Reisende auf der Strecke Chemnitz-Leipzig müssen länger als bisher angekündigt mit den alten Wagen aus DDR-Zeiten vorlieb nehmen. Was aber noch schlimmer sein dürfte: Den in Aussicht gestellten Komfort werden die Züge nicht in Gänze aufweisen. Wie am Freitag in der Zweckverbandsversammlung des Verkehrsverbundes Mittelsachsen (VMS) bekannt wurde, werden die Wagen, die künftig hier rollen sollen, weder mit einer Klimaanlage noch mit W-Lan ausgestattet sein.

Im Übergangskonzept, das der VMS im Juli vorgestellt hatte, stand noch, dass zumindest die Doppelstockwagen neben einer automatischen Türöffnung und einem breiten Ein- und Ausstieg W-Lan und Klimatisierung bieten.

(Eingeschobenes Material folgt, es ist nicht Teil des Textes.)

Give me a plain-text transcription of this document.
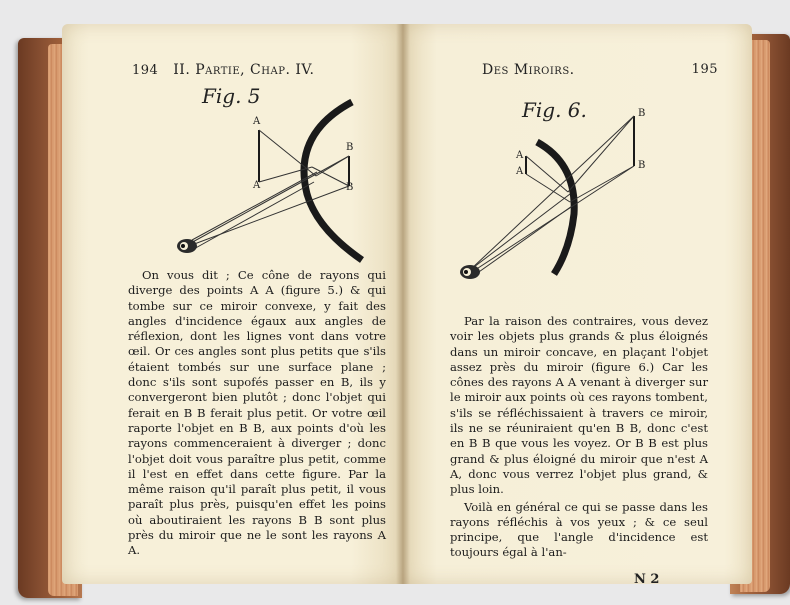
194 II. Partie, Chap. IV.
Fig. 5
A
A
B
B

On vous dit ; Ce cône de rayons qui diverge des points A A (figure 5.) & qui tombe sur ce miroir convexe, y fait des angles d'incidence égaux aux angles de réflexion, dont les lignes vont dans votre œil. Or ces angles sont plus petits que s'ils étaient tombés sur une surface plane ; donc s'ils sont supofés passer en B, ils y convergeront bien plutôt ; donc l'objet qui ferait en B B ferait plus petit. Or votre œil raporte l'objet en B B, aux points d'où les rayons commenceraient à diverger ; donc l'objet doit vous paraître plus petit, comme il l'est en effet dans cette figure. Par la même raison qu'il paraît plus petit, il vous paraît plus près, puisqu'en effet les poins où aboutiraient les rayons B B sont plus près du miroir que ne le sont les rayons A A.

Des Miroirs.	195
Fig. 6.
A
A
B
B

Par la raison des contraires, vous devez voir les objets plus grands & plus éloignés dans un miroir concave, en plaçant l'objet assez près du miroir (figure 6.) Car les cônes des rayons A A venant à diverger sur le miroir aux points où ces rayons tombent, s'ils se réfléchissaient à travers ce miroir, ils ne se réuniraient qu'en B B, donc c'est en B B que vous les voyez. Or B B est plus grand & plus éloigné du miroir que n'est A A, donc vous verrez l'objet plus grand, & plus loin.

Voilà en général ce qui se passe dans les rayons réfléchis à vos yeux ; & ce seul principe, que l'angle d'incidence est toujours égal à l'an-

N 2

Doch wie Friedbert Straube, Leiter Verkehr beim VMS, erklärte, sei der Einbau einer Klimaanlage technisch unmöglich bzw. gehe das nur zu nicht akzeptablen Kosten. Auf das W-Lan werde wegen der schlechten Mobilfunkversorgung an der Strecke verzichtet. Im Innenraum würden die Wagen aber modernisiert - so sollen Fußböden, Sitze, Wände und Haltestangen erneuert werden. Zudem sollen die Fahrzeuge einen neuen Anstrich erhalten, hieß es. Ursprünglich sollten die "neuen" alten Wagen ab dem ersten Quartal 2019 zum Einsatz kommen. Doch der Zeitplan ist nicht zu halten. Am Freitag wurde von einem Lieferzeitraum Mai bis Juli 2019 gesprochen.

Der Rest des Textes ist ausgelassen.